Enrich with Cream: Place the pot back on low heat and pour in the heavy cream. Stir slowly until the cream is fully incorporated, giving the soup its signature silky texture. If you’d like extra richness, you can also stir in the optional shredded cheddar cheese at this point, allowing it to melt gently into the hot soup. Taste and adjust seasoning with additional salt and black pepper if needed.
Serve and Enjoy: Ladle the hot soup into bowls and garnish with more shredded cheese if desired. This soup pairs wonderfully with a slice of crusty bread, a side salad, or even grilled sandwiches. Serve immediately for the creamiest texture, or let it cool slightly before storing for later use.
Notes
Yukon gold potatoes are ideal for this soup because they break down slightly during cooking, creating a naturally creamy texture without the need for excessive cream.

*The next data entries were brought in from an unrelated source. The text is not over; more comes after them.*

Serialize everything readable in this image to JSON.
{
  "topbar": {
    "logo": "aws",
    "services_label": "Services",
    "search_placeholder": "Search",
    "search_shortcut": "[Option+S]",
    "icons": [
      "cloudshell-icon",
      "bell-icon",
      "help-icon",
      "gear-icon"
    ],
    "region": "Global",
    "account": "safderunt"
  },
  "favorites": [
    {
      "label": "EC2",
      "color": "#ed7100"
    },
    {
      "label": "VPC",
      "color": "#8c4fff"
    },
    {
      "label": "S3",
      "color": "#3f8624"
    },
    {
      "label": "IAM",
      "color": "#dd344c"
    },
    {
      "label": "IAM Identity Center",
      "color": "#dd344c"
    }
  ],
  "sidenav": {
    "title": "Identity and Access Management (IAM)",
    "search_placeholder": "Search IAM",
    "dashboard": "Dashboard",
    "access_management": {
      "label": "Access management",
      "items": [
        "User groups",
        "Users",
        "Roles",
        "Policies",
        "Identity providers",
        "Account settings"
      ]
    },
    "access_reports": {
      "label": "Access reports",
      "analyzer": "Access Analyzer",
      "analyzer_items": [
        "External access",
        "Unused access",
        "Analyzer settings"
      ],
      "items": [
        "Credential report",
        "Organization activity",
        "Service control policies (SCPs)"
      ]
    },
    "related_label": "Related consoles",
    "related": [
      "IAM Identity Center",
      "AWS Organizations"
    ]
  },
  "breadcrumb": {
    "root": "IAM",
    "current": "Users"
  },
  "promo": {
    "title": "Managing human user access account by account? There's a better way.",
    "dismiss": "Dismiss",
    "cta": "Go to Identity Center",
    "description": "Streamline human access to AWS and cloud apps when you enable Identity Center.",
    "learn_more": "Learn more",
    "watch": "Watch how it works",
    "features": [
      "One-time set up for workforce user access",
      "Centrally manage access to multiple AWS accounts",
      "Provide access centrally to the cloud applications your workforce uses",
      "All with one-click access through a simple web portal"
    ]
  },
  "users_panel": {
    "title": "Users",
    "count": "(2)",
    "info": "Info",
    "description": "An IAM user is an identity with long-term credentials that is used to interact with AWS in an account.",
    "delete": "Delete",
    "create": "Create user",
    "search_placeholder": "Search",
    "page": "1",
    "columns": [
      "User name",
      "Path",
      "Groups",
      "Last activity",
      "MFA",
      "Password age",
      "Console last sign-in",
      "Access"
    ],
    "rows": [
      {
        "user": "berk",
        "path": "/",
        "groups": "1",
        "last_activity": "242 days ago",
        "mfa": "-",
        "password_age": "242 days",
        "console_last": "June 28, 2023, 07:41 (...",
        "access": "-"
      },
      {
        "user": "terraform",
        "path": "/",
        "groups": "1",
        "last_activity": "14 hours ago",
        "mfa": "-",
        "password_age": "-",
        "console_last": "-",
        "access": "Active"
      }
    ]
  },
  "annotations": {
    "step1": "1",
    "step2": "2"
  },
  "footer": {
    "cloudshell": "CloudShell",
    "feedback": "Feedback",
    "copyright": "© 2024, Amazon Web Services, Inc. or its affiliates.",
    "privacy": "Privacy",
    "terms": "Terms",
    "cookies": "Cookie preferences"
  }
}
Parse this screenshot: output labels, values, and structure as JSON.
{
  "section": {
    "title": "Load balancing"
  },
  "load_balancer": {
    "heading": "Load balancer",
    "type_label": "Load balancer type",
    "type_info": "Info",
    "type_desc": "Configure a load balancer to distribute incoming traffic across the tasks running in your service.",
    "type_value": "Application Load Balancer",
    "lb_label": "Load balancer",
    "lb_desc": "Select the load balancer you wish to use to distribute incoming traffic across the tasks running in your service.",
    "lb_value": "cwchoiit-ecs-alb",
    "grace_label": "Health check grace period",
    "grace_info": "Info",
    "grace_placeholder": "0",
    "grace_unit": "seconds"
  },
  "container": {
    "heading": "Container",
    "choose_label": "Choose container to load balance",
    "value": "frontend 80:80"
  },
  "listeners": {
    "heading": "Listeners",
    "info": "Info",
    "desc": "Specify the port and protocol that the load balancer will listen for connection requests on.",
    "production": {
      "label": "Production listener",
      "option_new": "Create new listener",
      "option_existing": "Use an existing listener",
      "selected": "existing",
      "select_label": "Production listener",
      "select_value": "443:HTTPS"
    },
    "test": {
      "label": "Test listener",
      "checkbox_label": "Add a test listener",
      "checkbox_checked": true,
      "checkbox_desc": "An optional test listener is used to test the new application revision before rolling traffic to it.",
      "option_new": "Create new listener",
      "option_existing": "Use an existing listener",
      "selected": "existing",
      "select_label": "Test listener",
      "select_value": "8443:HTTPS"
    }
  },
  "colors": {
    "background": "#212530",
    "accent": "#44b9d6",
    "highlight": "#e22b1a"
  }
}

For a smoother soup, always blend while the mixture is hot, but allow it to cool slightly if using a countertop blender to avoid splattering.
Fresh baby spinach works best, but you can also substitute with mature spinach or even baby kale for a slightly earthier flavor.
Adjust the thickness by adding more broth for a lighter soup or reducing it slightly for a richer, denser texture.
Optional cheddar cheese adds a savory, melty layer of flavor, but the soup is equally delicious without it, keeping it lighter and lower in saturated fat.